Brazil's Senate has voted to remove President Dilma Rousseff from office for manipulating the budget.
It puts an end to 13 years in power of her left-wing Workers' Party.
Sixty-one senators voted in favour of her impeachment and 20 against, meeting the two-thirds majority needed to remove her from the presidency.
In a separate vote, the senate voted 42 to 36 not to bar Rousseff from public office for eight years.
Rousseff wasn't accused of of any personal corruption allegations, but her opponents said she should be impeached because her administration covered up the state budget gaps with money from government banks and for frontloading funds for government social programmes and issuing spending budget decrees without congressional approval ahead of her reelection in 2014.
She has denied any wrongdoing. She and her supporters repeatedly denounced the impeachment attempt as “a coup” tantamount to an interruption of Brazilian democracy, which was restored in 1985 after 21 years of military rule.
But if anyone thinks that this will put an end to corruption in Brazils' politics, they better think again.

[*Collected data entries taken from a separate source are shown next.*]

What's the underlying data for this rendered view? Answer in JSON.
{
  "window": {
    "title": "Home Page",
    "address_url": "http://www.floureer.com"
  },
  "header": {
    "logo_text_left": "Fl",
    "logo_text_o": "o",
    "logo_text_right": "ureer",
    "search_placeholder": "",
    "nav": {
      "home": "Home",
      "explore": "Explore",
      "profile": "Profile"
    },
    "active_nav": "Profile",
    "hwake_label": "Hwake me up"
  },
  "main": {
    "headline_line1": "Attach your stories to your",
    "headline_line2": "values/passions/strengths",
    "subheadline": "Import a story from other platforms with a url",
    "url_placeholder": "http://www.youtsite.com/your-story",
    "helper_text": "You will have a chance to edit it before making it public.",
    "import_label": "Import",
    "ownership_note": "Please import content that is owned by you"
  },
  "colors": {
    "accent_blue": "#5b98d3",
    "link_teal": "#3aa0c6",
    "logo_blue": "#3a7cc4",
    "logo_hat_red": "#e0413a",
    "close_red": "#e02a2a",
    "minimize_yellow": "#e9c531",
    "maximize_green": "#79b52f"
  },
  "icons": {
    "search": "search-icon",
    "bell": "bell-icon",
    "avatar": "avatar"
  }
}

Michel Temer, Brazil's vice president, who replaced President Dilma Rousseff , will also face impeachment proceedings on the same charges as President Dilma's.
Temer, a senior member of the Brazilian Democratic Movement party, is being accused of breaking governments fiscal rules, the same charge that got President Dilma suspended and facing an impeachment trial.
But the corruption does not stop there; out of Brazil's 594 members of Congress, 352 — about 60 percent — are under investigation or facing charges for corruption and other serious crimes.
And if all of this isn't enough, Brazil is approaching its worst recession since 1901, a fact that is also blamed by the opposition on Dilma and on her mismanagement of the Brazilian economy.